Pratibha Kaur Arora


2026

Chain-of-Thought (CoT) prompting is the dominant strategy for eliciting step-by-step reasoning in large language models, but its effect on code generation is poorly understood. We present a controlled 2×2 study of Qwen2.5-Coder-1.5B and DeepSeek-Coder-1.3B (each in base and instruction-tuned variants) on HumanEval, MBPP, and LiveCodeBench, plus scale-validation runs on Qwen2.5-Coder at 7B and 14B and a preliminary evaluation of CodeLlama-7B. We find that instruction tuning reverses CoT’s effect on small Qwen models: CoT improves the 1.5B base (+13.4pp, p<0.001) but significantly degrades the 1.5B instruct variant (-15.2pp, p<0.001).

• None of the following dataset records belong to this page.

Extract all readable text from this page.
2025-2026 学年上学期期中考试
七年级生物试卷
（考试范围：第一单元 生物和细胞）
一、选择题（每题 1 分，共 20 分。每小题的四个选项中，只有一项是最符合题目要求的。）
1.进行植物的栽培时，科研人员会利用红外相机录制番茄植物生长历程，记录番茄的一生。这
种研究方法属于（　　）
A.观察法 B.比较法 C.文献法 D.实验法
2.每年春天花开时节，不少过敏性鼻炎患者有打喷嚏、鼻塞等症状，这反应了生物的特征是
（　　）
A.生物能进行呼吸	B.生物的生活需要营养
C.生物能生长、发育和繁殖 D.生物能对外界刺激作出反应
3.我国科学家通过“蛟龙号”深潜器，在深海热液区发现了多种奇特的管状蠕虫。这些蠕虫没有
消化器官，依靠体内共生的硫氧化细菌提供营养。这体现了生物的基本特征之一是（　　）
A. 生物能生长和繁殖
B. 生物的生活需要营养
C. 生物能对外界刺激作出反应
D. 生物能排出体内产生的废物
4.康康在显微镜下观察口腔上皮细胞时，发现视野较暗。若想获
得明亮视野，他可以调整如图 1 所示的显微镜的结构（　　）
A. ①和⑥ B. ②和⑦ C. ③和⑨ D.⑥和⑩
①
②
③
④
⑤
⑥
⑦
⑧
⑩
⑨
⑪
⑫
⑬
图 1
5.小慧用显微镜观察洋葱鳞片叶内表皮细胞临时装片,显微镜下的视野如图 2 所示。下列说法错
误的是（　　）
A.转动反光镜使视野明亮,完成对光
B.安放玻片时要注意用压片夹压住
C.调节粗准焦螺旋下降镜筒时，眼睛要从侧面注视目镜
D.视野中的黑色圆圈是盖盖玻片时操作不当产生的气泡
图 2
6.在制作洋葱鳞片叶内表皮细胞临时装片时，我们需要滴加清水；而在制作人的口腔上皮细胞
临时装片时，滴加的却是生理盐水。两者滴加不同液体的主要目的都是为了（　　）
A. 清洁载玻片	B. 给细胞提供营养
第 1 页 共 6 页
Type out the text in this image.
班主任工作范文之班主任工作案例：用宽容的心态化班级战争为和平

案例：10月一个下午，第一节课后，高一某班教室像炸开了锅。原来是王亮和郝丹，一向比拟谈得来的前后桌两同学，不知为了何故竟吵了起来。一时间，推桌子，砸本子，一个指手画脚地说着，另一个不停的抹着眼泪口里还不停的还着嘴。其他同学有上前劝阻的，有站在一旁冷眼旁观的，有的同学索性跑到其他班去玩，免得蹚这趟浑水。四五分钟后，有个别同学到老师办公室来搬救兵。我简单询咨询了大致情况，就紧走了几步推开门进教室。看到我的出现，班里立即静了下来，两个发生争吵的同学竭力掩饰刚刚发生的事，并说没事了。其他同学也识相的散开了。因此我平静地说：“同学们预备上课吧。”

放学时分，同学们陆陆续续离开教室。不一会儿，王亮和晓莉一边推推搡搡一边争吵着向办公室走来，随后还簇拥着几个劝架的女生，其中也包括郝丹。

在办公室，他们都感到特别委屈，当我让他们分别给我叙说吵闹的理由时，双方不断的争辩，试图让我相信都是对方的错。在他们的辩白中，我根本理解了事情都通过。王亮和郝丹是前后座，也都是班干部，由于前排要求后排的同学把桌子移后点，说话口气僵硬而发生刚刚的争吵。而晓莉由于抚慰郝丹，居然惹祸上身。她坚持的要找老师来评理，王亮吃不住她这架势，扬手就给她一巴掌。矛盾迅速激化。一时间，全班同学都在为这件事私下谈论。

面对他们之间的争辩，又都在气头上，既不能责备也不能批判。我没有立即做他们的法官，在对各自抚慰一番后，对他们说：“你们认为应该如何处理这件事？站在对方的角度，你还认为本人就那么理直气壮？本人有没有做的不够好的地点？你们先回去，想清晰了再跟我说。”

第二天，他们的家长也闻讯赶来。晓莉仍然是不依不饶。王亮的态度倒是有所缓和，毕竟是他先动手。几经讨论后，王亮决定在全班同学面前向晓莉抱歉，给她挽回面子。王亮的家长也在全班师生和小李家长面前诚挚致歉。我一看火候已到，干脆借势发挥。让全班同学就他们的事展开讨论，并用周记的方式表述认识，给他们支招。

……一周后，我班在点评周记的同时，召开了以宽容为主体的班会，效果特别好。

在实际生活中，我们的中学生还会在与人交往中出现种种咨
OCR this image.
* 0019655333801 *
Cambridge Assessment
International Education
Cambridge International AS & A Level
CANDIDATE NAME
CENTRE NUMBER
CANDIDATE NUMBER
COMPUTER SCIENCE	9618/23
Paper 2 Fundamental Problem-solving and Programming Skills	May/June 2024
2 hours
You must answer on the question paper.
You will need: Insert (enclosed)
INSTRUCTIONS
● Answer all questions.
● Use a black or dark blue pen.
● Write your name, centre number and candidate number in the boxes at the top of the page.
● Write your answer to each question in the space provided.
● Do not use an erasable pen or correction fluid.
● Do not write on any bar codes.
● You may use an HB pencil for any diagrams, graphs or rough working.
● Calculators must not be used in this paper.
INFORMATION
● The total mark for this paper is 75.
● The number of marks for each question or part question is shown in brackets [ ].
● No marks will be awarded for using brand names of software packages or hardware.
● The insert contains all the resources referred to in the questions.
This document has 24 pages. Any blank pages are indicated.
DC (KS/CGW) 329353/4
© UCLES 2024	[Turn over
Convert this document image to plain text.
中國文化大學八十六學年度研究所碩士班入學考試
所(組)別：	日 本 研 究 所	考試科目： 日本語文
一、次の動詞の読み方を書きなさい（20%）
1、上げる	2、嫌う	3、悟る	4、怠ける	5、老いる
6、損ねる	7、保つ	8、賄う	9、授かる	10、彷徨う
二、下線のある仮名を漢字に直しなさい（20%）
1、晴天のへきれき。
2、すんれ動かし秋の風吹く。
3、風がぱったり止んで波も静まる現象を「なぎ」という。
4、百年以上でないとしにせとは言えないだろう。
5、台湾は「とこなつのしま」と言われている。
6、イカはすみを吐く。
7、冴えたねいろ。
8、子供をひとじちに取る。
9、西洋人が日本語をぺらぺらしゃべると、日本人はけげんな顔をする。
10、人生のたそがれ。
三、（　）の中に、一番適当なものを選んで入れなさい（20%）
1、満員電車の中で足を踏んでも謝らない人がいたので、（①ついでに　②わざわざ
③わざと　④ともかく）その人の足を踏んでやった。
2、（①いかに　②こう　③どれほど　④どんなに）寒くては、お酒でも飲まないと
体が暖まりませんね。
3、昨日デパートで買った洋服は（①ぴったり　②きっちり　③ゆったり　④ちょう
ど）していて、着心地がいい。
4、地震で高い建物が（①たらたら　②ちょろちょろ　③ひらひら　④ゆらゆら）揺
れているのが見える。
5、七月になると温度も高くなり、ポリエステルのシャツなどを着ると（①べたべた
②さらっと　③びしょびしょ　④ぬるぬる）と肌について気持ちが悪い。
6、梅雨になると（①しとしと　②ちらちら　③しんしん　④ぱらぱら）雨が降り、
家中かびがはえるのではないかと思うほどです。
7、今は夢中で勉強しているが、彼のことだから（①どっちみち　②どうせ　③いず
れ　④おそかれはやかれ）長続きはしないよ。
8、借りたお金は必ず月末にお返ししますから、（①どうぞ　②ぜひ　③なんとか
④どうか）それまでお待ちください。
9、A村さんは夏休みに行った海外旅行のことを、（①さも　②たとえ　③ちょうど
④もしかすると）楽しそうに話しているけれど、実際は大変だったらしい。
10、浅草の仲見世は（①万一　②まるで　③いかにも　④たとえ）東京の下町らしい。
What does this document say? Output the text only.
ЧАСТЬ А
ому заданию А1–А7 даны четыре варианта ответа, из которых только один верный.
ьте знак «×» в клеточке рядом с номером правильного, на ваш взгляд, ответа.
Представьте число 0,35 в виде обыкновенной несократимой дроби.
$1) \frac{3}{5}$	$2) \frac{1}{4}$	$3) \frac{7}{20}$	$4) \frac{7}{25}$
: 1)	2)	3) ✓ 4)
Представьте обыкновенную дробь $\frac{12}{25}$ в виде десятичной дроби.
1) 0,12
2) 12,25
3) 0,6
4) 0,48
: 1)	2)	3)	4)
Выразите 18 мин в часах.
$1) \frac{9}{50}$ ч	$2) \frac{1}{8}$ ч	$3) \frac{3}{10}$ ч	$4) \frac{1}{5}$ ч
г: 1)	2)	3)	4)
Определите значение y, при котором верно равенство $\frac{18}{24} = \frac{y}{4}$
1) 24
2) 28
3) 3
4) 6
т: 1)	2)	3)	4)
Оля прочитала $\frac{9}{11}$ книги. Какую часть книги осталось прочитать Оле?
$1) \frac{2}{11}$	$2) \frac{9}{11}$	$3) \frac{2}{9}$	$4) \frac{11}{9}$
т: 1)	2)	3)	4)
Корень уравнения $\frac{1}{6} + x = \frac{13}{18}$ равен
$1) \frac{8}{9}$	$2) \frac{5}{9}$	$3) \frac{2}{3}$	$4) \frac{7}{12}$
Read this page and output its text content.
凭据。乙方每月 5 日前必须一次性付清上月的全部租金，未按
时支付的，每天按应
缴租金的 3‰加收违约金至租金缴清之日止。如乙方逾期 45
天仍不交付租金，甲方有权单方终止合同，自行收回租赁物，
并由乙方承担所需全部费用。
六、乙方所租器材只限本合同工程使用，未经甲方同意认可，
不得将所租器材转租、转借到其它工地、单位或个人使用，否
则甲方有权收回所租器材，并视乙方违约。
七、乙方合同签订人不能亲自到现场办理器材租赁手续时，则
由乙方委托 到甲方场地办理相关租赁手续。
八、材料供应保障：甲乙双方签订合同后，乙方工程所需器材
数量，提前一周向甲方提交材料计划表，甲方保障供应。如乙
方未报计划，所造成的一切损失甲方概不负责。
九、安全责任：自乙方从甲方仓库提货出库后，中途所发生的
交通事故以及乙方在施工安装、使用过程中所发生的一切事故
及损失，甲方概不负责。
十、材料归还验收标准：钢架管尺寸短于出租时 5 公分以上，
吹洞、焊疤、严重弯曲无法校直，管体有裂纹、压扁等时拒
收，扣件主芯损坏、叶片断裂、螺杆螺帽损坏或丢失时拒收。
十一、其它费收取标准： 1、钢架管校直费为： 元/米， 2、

The reversal is sharply scale-bounded — it disappears at 7B (-0.6pp) and goes slightly positive at 14B (+2.4pp) — while CoT’s positive effect on base models grows monotonically with scale (+13.4 → +28.7 pp). DeepSeek-Coder-1.3B is insensitive regardless of regime. A direct token-count and truncation analysis shows the mechanism: at 1.5B, CoT inflates Qwen Instruct’s mean output length by 112 tokens and pushes 7.6× more generations into truncation, where Pass@1 is 0%; at 14B, the same prefix produces complete code well within budget. Layer-wise probing shows all four small models encode prompt type by Layer 1–4 (>90% accuracy) — universally, whether CoT helps or hurts — demonstrating that representation does not determine interpretation: the same internal signal drives divergent downstream behavior depending on training regime and capacity. Building on these mechanistic findings, we develop a probe-guided style router that, when trained per model on a labeled training split, selects among 12 prompt styles via a single 84 ms forward pass; it is statistically indistinguishable from the best fixed style in 7/8 settings and significantly outperforms CoT where CoT is most harmful (p=0.012, h=+0.40). Our results argue against applying CoT blindly to small instruct code models: its effect depends on architecture, training regime, and scale in ways that are mechanistically detectable from early-layer activations.